Can Oxygen Be Produced on Mars? MOXIE Will Find Out.
Kyle Maxey posted on August 05, 2014 |

NASA, Mars, Rover, Oxygen, ColonyLast week NASA selected the 16 instruments that will travel to Mars aboard its 2020 Rover. While all of these instruments will be critical to our understanding of the Red Planet, one apparatus will actually tell us whether we can produce oxygen from the planet’s CO2 rich atmosphere.

Called the Mars OXygen In situ resource utilization Experiment (MOXIE), the MIT-devised device will use electricity to separate the “O” from CO2.  Essentially a reverse fuel cell, MOXIE is a proof of concept experiment that could become the basis for future, large scale systems that would provide oxygen for human explorers. Beyond breathable O2, a MOXIE like system could also produce the liquid oxygen needed to fuel rockets bound for an Earth return.

Unlike fuel cells designed to work here on Earth MOXIE will be a “fuel cell run in reverse,” says Michael Hecht, MOXIE’s principle investigator.
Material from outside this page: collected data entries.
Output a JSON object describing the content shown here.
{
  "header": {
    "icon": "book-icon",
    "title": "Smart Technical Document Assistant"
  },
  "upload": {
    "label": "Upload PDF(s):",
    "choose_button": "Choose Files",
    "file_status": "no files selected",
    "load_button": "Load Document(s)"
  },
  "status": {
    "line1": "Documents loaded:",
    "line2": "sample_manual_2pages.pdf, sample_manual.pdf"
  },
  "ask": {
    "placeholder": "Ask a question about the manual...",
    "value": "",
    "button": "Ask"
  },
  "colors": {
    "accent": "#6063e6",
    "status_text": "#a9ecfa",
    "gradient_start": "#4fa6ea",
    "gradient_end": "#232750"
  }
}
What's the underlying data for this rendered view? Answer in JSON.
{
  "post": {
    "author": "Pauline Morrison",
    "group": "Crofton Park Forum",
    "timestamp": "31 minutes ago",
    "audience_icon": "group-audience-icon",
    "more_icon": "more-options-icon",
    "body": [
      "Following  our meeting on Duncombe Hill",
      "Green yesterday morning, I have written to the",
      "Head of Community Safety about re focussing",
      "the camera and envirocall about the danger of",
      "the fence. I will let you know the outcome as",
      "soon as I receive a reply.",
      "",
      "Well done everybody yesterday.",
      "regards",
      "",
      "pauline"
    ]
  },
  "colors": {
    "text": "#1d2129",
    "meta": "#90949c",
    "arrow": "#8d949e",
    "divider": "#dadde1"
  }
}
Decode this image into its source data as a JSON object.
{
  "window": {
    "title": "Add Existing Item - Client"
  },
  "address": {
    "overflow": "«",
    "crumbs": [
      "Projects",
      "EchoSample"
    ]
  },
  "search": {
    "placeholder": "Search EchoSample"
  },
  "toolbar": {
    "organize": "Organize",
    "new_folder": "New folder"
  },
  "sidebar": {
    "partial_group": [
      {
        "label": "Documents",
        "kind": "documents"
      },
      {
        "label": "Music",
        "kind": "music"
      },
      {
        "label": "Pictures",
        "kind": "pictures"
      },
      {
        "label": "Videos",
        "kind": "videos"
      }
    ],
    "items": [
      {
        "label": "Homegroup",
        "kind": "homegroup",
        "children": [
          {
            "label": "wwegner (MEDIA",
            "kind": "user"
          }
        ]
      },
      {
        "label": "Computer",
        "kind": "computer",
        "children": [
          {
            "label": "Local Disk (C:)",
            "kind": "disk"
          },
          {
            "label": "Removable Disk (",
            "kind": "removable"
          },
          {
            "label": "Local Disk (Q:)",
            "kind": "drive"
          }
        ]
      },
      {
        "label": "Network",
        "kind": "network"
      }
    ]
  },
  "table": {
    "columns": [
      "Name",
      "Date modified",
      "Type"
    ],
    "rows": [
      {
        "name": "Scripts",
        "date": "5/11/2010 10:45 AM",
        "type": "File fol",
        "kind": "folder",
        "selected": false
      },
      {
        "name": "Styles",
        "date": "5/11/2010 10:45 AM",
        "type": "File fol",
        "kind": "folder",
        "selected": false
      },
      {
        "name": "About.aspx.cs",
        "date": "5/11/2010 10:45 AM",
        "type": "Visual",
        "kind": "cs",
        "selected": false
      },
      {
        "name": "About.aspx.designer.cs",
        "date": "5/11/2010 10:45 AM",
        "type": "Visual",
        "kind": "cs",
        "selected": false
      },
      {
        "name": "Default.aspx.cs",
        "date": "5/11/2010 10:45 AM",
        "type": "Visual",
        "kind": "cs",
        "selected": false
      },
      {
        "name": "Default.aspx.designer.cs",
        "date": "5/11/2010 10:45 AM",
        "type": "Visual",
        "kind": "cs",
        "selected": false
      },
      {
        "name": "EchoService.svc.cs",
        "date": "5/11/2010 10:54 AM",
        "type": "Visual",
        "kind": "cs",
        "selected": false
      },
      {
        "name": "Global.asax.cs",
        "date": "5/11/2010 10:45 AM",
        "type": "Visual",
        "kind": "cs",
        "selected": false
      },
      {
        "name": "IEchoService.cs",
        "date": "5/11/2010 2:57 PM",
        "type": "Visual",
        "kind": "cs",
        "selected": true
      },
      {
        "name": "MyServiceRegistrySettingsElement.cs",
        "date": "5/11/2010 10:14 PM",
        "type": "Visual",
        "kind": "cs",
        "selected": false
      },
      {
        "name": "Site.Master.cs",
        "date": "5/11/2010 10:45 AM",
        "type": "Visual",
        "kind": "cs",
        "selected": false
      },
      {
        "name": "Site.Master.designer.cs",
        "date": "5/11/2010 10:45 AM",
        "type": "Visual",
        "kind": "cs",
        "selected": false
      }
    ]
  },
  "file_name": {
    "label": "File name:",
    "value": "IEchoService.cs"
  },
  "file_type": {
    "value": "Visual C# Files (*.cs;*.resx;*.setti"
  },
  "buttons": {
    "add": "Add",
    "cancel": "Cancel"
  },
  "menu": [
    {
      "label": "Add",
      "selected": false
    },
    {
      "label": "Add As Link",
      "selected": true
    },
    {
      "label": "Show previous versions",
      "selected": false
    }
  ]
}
In a traditional fuel cell, fuel is heated in combination with an oxidizer to produce electricity. However on Mars, where the atmosphere is 96% CO2, electricity will be produced by a separate source. Using this electricity MOXIE will syphon carbon dioxide from the Martian atmosphere and render it into oxygen and carbon monoxide.

“It’s a pretty exotic way to run a fuel cell on Earth,” Hecht says, “but on Mars if you want to run an engine, you don’t have oxygen. Over 75 percent of what you would have to carry to run an engine on Mars would be oxygen.”

Ultimately, Hecht and his team see MOXIE as the first step toward a much larger system. In an admittedly grand scheme a next-gen MOXIE system sporting a small nuclear reactor and oxygen container would land on the Martian surface. Over the course of some years the nuclear reactor would power a larger MOXIE-based instrument which would slowly fill an oxygen reservoir that could be used when astronauts finally do arrive.

Though MOXIE’s long-term vision is still decades from realization, the experimental precursor to a larger system should launch sometime in July of 2020. If everything goes according to plan engineers will know whether they have a blueprint for humanity’s first extra-terrestrial oxygen factory within a few months of landing.